I would like to say that this book is great introduction to ASP.NET MVC. Steven Sanderson has great and simple writing style which allows following content easily. Great short and useful analysis of few software architectures comparing to MVC mentioning advantages and disadvantages. Best to the Author of the book, and thanks for writing it.

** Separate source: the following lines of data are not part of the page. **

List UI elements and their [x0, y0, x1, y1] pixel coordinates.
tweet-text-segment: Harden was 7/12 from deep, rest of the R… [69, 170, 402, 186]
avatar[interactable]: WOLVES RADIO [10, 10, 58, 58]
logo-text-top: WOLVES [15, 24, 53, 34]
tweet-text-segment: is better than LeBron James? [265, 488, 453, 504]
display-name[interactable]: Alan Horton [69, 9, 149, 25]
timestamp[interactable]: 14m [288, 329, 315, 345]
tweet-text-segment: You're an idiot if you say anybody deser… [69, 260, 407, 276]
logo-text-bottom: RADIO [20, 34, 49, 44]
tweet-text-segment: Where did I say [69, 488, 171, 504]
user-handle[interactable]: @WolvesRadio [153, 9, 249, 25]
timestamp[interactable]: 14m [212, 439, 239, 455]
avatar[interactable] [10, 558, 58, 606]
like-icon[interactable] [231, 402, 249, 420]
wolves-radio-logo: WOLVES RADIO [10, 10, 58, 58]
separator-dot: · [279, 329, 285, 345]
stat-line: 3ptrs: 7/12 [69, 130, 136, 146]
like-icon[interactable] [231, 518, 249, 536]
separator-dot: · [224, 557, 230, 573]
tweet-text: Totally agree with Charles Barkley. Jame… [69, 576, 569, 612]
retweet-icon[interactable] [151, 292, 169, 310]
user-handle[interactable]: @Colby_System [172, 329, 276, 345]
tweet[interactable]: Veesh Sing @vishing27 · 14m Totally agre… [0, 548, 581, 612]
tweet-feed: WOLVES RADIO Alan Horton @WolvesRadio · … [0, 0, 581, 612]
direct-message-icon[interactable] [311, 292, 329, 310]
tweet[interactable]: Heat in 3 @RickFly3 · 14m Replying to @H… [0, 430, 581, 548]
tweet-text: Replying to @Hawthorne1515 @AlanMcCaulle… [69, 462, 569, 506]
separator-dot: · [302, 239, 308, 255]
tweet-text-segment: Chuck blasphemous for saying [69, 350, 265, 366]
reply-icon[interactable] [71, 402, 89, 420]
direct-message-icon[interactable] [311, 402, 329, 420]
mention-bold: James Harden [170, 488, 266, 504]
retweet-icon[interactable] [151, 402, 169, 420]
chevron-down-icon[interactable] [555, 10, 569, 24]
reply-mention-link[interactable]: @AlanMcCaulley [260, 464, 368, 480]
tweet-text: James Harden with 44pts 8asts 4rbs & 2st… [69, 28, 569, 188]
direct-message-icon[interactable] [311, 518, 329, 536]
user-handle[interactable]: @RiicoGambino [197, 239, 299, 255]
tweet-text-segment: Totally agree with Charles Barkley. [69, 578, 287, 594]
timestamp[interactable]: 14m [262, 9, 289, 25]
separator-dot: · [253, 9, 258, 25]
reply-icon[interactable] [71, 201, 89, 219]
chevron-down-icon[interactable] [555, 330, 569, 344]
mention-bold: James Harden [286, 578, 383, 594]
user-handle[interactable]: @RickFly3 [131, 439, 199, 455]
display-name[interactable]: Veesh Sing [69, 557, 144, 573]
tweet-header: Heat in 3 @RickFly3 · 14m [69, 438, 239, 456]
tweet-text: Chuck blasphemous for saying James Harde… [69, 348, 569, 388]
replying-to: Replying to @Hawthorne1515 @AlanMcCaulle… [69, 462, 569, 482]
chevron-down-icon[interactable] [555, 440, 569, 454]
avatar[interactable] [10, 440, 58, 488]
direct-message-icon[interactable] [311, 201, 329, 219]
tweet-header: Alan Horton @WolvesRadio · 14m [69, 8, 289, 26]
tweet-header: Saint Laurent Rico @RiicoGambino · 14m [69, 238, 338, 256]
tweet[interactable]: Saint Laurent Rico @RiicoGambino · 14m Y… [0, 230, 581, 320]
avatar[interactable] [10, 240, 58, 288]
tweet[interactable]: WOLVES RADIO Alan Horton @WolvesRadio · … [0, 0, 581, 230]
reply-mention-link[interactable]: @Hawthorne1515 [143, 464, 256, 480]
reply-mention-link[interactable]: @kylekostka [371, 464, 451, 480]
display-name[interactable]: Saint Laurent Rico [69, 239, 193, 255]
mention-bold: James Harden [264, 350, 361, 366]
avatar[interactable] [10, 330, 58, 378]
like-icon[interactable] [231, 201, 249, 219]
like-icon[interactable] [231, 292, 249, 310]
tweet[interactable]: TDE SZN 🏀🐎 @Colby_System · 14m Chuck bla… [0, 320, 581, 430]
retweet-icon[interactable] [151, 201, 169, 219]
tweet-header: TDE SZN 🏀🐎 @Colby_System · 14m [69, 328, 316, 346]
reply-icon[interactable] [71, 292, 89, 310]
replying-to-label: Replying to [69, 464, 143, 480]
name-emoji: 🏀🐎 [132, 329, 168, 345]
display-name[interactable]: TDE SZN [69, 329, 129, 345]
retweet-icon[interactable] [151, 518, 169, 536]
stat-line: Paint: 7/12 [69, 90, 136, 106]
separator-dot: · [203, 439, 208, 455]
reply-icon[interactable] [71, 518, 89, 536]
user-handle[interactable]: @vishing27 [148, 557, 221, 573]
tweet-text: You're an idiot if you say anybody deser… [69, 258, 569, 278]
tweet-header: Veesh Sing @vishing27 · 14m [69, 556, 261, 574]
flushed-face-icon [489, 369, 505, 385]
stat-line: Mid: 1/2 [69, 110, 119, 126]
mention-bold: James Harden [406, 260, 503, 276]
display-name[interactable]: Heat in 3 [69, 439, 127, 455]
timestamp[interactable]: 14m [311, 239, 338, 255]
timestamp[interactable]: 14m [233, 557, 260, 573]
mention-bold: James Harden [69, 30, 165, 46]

ASP.NET MVC Framework Preview

I never liked ASP.NET. Coming from Classic ASP and HTML and JavaScript, not to mention C and Assembly, I like to be a little closer to the machine, where life makes sense. I like to write my own code and I like neat code, including HTML markup. ViewState made me crazy. made me nuts. I rebelled at giving up the clean and simple ASP environment just so some thick client Visual Studio developers who've never seen an tag could move more comfortably to web development. The attempt to hide the fact that HTTP was stateless seemed to me an effort to shove a square peg into a round hole. Or at least that's my curmudgeonly opinion on a bad day. WebForms has some good stuff going for it, (I swooned when I dragged and dropped my first Treeview control), but I just couldn't get myself to embrace ASP.NET. So imagine my pleasant surprise when I picked up Steven Anderson's ASP.NET MVC Framework Preview. I couldn't keep reading I was so excited. And when I'd finished, I'd long put in my order for the Full Version. This book is incredible not just because I'm so excited about Framework MVC and it validated my thoughts about WebForms but also it's the best little book on architecture I've read. He covers Three-Tier, MVC, Domain Modeling, Interface polymorphism, loose coupling, Testing, Linq, data repositories, Inversion of Control and more and puts some of this in historical perspective. (No, I'm not Sanderson's mother.) There's another great architecture book by Dino Esposito and Andrea Saltarello from Microsoft Press, Microsoft .NET: Architecting Applications for the Enterprise, that I sort of used as a companion, along with others and the web, because this 119 page books just doesn't have the room for full explanations. It might be more accurate to say that I used Sanderson's book as a companion, because that's where I found some very clear explanations that could quickly bring a concept into focus for me. Other books that do have the room don't say it so well as Sanderson's does in a fraction of the space. At a friend's place I picked up a Domain Driven Design tome and after a half hour struggle to get through only a few pages I didn't have clue what the author was talking about. And after an hour long podcast on DDD, about all I got was that DDD was too "Zen" to really even talk about. Sanderson nails it in five pages.

SHORT!!!

The first 60 pages were like a roller coaster ride! I knew the end was near but i wanted more. The last pages which are not directly about MVC framework, are still fascinating. LINQ is explained gradually as an evolution of c#. I would like to have a C# book by Steven. I wish a better alternative to data modeling emerges, as the current xml or decorate-your-code-with-junk approaches don't seem very elegant to me (compare to model classes in Django for example). Overall I like the writer's style (especially accuracy and attention to detail) and am looking forward to the Pro book!

Dmitry Fedorov

This book is a good introduction into ASP.NET MVC for today. I'm using this technology for 3 months before reading and I found some new interesting points.